Microsoft Surface: How it stacks up against the iPad

June 20, 2012

Microsoft's recent announcement of their forthcoming Surface tablets was a surprise, but even after the big reveal in Los Angeles on Monday, the big question is: How will Surface fare against the category-leading iPad? We'll have to wait until at least the Fall to test Surface versus an iPad in the real world, but here's what we know now.
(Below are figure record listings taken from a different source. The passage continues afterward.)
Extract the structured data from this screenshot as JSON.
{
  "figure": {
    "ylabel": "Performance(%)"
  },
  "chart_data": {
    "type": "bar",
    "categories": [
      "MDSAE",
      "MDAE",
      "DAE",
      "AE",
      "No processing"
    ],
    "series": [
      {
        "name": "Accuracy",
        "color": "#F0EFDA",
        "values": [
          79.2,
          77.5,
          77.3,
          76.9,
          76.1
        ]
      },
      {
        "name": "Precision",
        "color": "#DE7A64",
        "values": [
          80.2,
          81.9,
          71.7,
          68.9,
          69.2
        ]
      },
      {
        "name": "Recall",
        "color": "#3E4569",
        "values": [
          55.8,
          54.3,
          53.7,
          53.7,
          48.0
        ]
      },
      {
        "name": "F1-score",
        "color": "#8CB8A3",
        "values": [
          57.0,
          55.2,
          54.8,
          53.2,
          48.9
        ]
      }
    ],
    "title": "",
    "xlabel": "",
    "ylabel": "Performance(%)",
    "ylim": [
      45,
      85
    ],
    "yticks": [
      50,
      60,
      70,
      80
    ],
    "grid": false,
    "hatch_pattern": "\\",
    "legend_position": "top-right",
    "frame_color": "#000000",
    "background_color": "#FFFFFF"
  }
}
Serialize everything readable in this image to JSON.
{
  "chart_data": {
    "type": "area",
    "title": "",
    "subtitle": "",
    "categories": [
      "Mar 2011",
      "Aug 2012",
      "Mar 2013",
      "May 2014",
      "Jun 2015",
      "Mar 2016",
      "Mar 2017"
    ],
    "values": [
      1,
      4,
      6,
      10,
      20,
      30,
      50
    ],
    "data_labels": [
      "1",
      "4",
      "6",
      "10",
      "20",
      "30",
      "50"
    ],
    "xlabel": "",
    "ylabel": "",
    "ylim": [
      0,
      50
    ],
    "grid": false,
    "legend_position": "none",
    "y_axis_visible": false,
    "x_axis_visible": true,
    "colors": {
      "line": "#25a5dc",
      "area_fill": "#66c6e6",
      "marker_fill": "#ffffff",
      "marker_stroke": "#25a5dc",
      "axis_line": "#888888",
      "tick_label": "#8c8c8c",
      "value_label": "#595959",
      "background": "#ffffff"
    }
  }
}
Surface for Windows RT: Nvidia ARM processor
Surface for Windows 8 Pro: Intel Ivy Bridge
iPad (3rd-gen): Dual-core A5

Surface for Windows RT: 10.6 inches, resolution unknown, but Microsoft calls it an HD display, so 1280 x 720 is possible
Surface for Windows 8 Pro: 10.6 inches, 1920 x 1080 HD
iPad (3rd-gen): 9.7 inches, 2048×1536 Retina display

Surface for Windows RT: microSD, USB 2.0, Micro HD Video
Surface for Windows 8 Pro: microSDXC, USB 3.0, Mini DisplayPort Video
iPad (3rd-gen): Dock connector

Surface for Windows RT:
32/64 GB
Surface for Windows 8 Pro: 64/128 GB
iPad (3rd-gen): 16/32/64 GB

Surface for Windows RT: No dimensions given, besides thickness of 9.3mm
Surface for Windows 8 Pro: No dimensions given, besides thickness of .53 inches
iPad (3rd-gen): 9.5 x 7.3 x .37 in

Surface for Windows RT: 31.5 Watt-hours
Surface for Windows 8 Pro: 42 Watt-hours
iPad (3rd-gen): 42.5 Watt-hours

Surface for Windows RT: Microsoft Office, plus Metro apps from the Windows store
Surface for Windows 8 Pro: Microsoft Office, plus Metro apps and Windows 8 applications
iPad (3rd-gen): No official Office apps, but lots of compatible third-party options amongst the 500,000+ apps in the App Store

Surface for Windows RT: Touch Cover & Type Cover 
Surface for Windows 8 Pro: Touch Cover & Type Cover
iPad (3rd-gen): Compatible with Bluetooth keyboards

4G Connectivity
Surface for Windows RT: ?
Surface for Windows 8 Pro: ?
iPad (3rd-gen): Optional

Release Date
Surface for Windows RT: Fall 2012
Surface for Windows 8 Pro: Early 2013
iPad (3rd-gen): Out now, with likely update in early 2013

With so much about Surface still up in the air, there are more questions than answers. Microsoft didn't mention any pricing details, a key concern for both consumer and business users. With third-gen iPads starting at $499, and the iPad 2  still on shelves at $399, analysts agree that the Surface RT model would have to come in near that price-point to gain much traction. And with Apple's commanding lead in the the mobile app space, it remains to be seen how Microsoft plans to stock its virtual shelves, particularly for Surface RT buyers, who will be limited to Metro apps from Windows Store.